Nov
29
“Yo hablo español. But my kids prefer English”
That is the title of a heartbreaking column published this week in the parenting blog of the Newark Star-Ledger, a newspaper in the U.S.
In the article, Carmen Juri writes about how her 5-year-old daughter Natalie has already decided that speaking Spanish isn’t for her. After some relatives from Venezuela came to the U.S. for a visit, Natalie asked Carmen what Venezuela was like. Carmen told her that it was a beautiful place where the people spoke Spanish. Natalie’s response? “Oh, then forget it. I don’t want to go there.”
“Before I had kids, I would look disdainfully at bilingual parents whose kids couldn’t utter a syllable in Spanish,” Carmen writes. “Now, I know what they were up against.”

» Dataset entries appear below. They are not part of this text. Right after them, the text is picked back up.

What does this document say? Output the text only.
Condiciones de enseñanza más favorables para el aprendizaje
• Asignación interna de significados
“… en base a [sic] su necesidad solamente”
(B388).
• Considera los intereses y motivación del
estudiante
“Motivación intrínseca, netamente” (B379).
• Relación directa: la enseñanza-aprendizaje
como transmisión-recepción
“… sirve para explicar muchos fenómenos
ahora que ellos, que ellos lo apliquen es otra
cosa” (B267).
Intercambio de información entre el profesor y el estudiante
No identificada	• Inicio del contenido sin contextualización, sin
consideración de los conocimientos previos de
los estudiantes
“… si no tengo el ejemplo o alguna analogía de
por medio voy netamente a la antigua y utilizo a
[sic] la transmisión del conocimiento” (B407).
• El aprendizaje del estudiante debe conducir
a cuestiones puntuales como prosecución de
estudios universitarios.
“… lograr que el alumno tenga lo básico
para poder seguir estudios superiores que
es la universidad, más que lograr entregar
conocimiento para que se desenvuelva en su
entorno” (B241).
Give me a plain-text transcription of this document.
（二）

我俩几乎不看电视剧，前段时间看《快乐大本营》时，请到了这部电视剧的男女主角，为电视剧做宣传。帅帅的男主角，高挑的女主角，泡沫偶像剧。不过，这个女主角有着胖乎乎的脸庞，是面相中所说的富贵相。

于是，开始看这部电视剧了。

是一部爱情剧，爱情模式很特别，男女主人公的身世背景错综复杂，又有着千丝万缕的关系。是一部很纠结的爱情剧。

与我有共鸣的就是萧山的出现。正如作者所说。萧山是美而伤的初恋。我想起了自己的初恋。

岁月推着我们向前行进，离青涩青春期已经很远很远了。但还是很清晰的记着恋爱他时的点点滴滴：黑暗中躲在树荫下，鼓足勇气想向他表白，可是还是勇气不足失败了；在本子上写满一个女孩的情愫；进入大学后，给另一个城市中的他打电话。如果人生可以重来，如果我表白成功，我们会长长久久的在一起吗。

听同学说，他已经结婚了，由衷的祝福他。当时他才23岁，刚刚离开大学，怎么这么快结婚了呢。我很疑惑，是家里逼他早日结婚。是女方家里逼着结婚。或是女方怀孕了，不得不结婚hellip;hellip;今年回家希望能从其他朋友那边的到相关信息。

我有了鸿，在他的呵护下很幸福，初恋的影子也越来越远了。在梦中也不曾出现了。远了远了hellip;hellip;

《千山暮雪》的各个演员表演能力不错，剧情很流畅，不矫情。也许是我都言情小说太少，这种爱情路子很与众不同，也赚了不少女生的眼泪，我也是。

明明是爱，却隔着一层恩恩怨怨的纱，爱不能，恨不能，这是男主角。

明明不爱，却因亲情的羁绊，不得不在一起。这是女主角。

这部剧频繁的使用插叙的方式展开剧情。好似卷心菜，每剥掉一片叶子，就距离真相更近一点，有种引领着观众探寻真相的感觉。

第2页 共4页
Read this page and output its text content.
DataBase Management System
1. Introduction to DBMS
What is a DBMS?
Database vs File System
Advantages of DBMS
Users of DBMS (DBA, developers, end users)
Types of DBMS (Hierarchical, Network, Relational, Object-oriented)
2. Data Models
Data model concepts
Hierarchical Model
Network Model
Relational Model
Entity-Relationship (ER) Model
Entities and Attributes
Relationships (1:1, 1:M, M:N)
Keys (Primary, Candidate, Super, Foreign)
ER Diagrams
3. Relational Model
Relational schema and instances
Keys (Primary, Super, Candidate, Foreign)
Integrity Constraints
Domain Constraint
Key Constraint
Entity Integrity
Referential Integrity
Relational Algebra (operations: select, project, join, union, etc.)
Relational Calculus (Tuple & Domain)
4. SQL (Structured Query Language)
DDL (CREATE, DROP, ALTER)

The reaction of Natalie is a normal and frequent response from a child living in a bilingual home, according to experts. Children desperately want to fit in and not be considered different from their peers. And if speaking a second language, makes a child feel self-conscious, they may decide they don’t want to speak it.
Also, children are sponges, they absorb whatever they see and hear in the home and in society. That means if the child comes to associate the second language as being inferior or less than in any way to the first language, they may decide they don’t want to use it.
Seattle mom Penny Lara talked about this in yesterday’s podcast. And tomorrow’s podcast will be with Alison Mackey, a linguistics expert, who is going to talk specifically about how to get past this rebellious stage.
If I could get a message to Carmen, I’d tell her to hang in there and not to give up. One day Natalie will thank her for not giving up on teaching her Spanish.